June 25, 2026
Your chatbot has a sponsor now?
Tell HN: OpenAI has started putting ads on paid programs
Even paying users are spotting ad warnings, and the comments are already calling it AI Black Mirror
TLDR: Users say OpenAI is showing ad warnings even on some paid plans, sparking fears that chat bots are heading toward a paid-plus-ads future. The comments turned it into a mini drama fest: some people demanded proof, while others shrugged and said this was obviously coming.
The real spectacle here isn’t just the claim that OpenAI is putting ads on paid plans — it’s the instant community spiral that followed. One user went full Black Mirror and compared it to that nightmare episode where a woman literally becomes a walking ad because she can’t afford the premium version of staying alive. That reference set the tone fast: less “small pricing update,” more “is this how the robot dystopia starts?”
In the comments, people split into two camps. The first was the suspicious detective squad, asking whether these ads were actually shoved into chats or just sitting off to the side like a normal banner. One commenter even wanted to know how ad topics got linked to a conversation about mobile games, which gave the whole thing a weirdly creepy edge. The second camp was much more cynical: of course ads were coming. One person pointed to OpenAI showing up at the Cannes ad festival alongside giants like Google and Meta, basically saying the writing has been on the wall for months. Another added that the pricing page for the $8 Go plan has shown “This plan may include ads” since January, turning the drama into a fight over whether this is a shocking new move or just something people only noticed now.

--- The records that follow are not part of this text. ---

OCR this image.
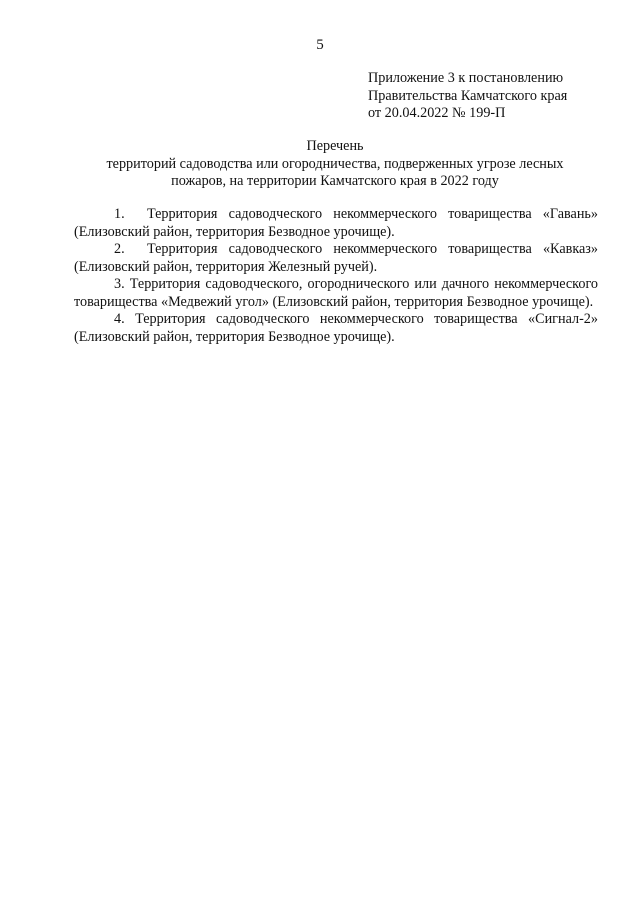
5
Приложение 3 к постановлению
Правительства Камчатского края
от 20.04.2022 № 199-П
Перечень
территорий садоводства или огородничества, подверженных угрозе лесных
пожаров, на территории Камчатского края в 2022 году
1. Территория садоводческого некоммерческого товарищества «Гавань» (Елизовский район, территория Безводное урочище).
2. Территория садоводческого некоммерческого товарищества «Кавказ» (Елизовский район, территория Железный ручей).
3. Территория садоводческого, огороднического или дачного некоммерческого товарищества «Медвежий угол» (Елизовский район, территория Безводное урочище).
4. Территория садоводческого некоммерческого товарищества «Сигнал-2» (Елизовский район, территория Безводное урочище).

The funniest reaction? Some users were almost let down. Instead of the promised adpocalypse, one joked they were “mildly disappointed” it wasn’t more dystopian. In other words: the community is annoyed, suspicious, and somehow also disappointed the future isn’t weirder yet.
Key Points
- •The title claims that OpenAI has begun placing ads on paid programs.
- •The article content compares this situation to a dystopian *Black Mirror*-style scenario.
- •In the described fictional example, a woman receives experimental brain-injury treatment linked to a subscription service.
- •The service requires continued payment and geographic coverage support for the treated woman to survive.
- •The fictional provider later raises prices, adds intrusive advertising, and charges more to remove those ads.